Её тут же пленили широкие подоконники, на которых можно сидеть, помпезная парадная, высокие потолки, толстые кирпичные стены и какая-то особенная атмосфера полковничьего дома, которую не уничтожили до конца ни разделение одной залы на три комнаты, ни капитальный ремонт, ни многолетняя история коммуналки. Это был настоящий дом – тот, который «моя крепость». Одна из комнат имела просторный эркер, которого капитальный ремонт почему-то не коснулся. Благодаря этому, на потолке в нем сохранились лепнина и мощный крюк для люстры, а когда Маруся стала переклеивать там обои, то, начав сдирать слой за слоем вековые отложения, дошла до дореволюционных газет.

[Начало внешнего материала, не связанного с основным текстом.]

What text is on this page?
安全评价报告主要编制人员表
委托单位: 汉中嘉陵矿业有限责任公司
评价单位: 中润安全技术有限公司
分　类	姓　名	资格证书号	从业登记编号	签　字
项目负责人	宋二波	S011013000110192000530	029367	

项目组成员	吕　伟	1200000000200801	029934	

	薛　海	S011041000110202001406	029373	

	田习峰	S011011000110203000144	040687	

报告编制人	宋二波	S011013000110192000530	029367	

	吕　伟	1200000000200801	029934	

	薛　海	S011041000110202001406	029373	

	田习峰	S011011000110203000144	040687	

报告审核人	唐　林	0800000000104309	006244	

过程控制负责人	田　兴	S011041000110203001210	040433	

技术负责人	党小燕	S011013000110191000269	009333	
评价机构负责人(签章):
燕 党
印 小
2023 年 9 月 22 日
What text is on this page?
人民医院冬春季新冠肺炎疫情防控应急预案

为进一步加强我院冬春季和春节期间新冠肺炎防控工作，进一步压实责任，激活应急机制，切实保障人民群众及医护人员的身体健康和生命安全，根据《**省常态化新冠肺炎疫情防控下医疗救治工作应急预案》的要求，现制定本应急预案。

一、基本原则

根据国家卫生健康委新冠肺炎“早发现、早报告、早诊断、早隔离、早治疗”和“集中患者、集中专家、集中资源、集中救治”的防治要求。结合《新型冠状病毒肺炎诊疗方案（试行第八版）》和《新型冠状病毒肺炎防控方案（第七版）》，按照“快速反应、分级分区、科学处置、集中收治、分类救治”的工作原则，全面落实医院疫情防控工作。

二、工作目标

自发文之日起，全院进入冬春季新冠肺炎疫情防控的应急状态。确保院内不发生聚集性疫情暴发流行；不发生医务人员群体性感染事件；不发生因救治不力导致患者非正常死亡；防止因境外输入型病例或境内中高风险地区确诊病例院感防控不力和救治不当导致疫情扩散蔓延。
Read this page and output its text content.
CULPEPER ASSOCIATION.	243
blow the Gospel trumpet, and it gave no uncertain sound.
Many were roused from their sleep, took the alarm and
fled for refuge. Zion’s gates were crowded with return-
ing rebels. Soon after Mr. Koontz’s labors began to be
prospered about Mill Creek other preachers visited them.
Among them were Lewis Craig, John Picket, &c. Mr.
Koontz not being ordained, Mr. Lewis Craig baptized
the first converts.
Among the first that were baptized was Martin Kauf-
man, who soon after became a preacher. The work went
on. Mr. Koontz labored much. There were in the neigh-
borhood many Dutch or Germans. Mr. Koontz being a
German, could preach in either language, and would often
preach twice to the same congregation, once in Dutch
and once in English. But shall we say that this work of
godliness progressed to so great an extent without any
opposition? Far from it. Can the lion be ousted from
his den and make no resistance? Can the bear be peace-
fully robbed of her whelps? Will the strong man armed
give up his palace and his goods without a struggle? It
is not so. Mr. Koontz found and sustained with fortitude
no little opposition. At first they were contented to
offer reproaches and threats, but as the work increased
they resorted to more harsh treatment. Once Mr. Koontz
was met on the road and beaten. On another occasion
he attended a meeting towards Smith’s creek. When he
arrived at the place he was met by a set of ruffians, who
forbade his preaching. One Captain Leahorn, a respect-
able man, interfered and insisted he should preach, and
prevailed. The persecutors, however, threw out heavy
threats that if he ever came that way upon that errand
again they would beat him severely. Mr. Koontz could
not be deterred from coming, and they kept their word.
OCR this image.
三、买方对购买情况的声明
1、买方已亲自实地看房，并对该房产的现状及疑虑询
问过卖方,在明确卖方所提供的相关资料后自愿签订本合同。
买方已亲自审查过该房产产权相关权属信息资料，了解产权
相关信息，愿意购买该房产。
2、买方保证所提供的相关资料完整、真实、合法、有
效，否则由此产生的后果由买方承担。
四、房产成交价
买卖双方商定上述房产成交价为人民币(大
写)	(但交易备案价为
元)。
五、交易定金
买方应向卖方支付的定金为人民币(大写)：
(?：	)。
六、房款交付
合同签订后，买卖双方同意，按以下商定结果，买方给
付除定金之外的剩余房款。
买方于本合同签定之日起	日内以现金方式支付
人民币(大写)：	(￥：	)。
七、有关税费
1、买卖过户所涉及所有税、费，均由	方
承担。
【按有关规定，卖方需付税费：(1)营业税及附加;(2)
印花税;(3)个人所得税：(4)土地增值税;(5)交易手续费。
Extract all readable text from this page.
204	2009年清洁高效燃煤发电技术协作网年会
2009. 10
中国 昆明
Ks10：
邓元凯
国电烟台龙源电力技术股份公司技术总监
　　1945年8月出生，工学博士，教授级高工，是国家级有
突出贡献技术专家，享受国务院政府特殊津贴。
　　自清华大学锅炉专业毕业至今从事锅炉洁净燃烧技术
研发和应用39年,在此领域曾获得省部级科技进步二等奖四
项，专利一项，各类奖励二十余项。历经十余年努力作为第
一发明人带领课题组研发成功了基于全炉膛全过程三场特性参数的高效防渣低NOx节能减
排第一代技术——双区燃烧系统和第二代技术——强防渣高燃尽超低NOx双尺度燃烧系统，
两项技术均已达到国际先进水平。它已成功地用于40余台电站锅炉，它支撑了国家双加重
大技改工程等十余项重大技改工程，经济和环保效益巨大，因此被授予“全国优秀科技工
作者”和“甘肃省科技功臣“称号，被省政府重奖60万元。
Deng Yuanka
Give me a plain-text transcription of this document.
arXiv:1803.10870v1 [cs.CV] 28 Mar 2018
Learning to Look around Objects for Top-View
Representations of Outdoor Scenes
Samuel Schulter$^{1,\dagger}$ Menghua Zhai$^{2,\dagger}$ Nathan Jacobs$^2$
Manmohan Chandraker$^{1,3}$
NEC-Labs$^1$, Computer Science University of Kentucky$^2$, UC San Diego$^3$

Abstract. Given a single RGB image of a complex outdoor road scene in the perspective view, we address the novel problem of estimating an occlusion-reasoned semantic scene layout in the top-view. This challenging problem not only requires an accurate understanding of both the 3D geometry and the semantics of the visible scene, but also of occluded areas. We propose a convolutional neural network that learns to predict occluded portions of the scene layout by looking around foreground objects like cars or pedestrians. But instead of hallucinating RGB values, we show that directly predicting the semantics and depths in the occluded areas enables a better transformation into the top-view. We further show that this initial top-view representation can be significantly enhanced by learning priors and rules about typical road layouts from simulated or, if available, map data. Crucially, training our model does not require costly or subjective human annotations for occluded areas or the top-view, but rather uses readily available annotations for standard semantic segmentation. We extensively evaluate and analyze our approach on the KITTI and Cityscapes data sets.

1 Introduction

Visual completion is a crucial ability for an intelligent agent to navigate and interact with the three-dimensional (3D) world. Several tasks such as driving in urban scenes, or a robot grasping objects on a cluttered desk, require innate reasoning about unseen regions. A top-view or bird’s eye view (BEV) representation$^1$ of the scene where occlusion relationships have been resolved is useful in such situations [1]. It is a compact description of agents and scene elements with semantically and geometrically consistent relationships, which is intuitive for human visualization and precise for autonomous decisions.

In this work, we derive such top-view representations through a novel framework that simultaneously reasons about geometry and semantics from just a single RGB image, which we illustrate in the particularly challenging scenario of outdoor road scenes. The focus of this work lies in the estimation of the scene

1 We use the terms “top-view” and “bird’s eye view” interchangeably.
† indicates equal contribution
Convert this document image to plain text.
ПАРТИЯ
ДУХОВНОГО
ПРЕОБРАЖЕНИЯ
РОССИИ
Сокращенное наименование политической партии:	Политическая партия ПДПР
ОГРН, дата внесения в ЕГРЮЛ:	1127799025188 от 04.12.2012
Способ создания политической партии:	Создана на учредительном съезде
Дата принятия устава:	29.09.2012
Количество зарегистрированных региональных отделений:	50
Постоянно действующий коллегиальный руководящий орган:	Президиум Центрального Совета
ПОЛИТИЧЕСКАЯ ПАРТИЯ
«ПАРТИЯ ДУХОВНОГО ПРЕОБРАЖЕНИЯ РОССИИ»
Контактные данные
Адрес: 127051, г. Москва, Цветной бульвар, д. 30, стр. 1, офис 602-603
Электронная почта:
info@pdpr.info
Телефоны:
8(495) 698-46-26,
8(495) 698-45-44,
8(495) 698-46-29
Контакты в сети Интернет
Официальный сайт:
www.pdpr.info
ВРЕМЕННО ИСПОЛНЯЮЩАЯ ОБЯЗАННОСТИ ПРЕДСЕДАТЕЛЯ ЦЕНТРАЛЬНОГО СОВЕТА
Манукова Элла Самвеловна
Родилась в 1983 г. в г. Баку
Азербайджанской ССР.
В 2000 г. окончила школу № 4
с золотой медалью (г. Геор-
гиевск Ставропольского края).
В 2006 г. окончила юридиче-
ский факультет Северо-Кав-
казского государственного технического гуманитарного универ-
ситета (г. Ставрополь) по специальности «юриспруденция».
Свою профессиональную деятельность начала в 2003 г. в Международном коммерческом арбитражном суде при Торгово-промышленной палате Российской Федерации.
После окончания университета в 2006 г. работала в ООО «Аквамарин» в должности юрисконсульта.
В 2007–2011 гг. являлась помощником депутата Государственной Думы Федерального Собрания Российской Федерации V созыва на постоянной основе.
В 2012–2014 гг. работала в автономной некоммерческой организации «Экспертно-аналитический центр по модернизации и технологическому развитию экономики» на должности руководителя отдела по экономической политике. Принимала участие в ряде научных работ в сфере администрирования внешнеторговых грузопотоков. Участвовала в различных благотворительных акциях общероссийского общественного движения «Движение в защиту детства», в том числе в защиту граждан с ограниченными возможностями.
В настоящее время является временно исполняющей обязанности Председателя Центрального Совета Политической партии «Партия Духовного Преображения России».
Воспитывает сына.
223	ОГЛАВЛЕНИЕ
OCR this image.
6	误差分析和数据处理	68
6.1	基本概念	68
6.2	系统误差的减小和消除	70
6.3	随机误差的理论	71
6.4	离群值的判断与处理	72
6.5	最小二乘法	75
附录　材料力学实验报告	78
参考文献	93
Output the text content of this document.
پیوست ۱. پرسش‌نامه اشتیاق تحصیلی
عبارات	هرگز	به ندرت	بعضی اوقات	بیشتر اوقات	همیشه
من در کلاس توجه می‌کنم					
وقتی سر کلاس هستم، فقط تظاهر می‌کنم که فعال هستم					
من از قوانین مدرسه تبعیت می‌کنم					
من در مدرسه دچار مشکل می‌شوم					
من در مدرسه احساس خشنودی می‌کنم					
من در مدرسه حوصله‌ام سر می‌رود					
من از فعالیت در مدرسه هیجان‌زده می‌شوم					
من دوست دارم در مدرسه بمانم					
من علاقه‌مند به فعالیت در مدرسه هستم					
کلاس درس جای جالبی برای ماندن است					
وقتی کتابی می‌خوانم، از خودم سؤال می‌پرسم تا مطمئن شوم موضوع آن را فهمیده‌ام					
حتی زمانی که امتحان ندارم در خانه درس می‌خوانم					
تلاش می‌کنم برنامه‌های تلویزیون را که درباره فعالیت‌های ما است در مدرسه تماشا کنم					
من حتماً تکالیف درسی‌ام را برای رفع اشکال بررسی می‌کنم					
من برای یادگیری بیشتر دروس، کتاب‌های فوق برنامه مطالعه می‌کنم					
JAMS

Вообще, Марусе всегда хотелось, чтобы в жилище было что-то особенное, какая-то изюминка. Ей, например, вспоминалась иногда коммуналка на Васильевском, где жили знакомые родителей. На самом деле из всей квартиры она помнила только длинный коридор, какие-то закоулки и то ощущение таинственности и почти восторга, которое они вызывали. В другой коммуналке, где ей довелось однажды побывать, в комнате была небольшая низкая дверь, а за ней – лесенка, ведущая на пол этажа наверх, в персональный чердак-чуланчик. Марусе тогда ужасно хотелось, чтобы у них в квартире тоже было что-нибудь такое. Она устроила бы там библиотеку и читала целыми днями. Мальчик, с которой у нее случился мимолетный роман в студенческие годы, жил на Петроградской стороне в квартире с гостиной о пяти углах. Наверное, это привлекало ее в мальчике больше всего. Если бы у него вдобавок была спальня на антресолях, она бы, наверное, вышла за него замуж.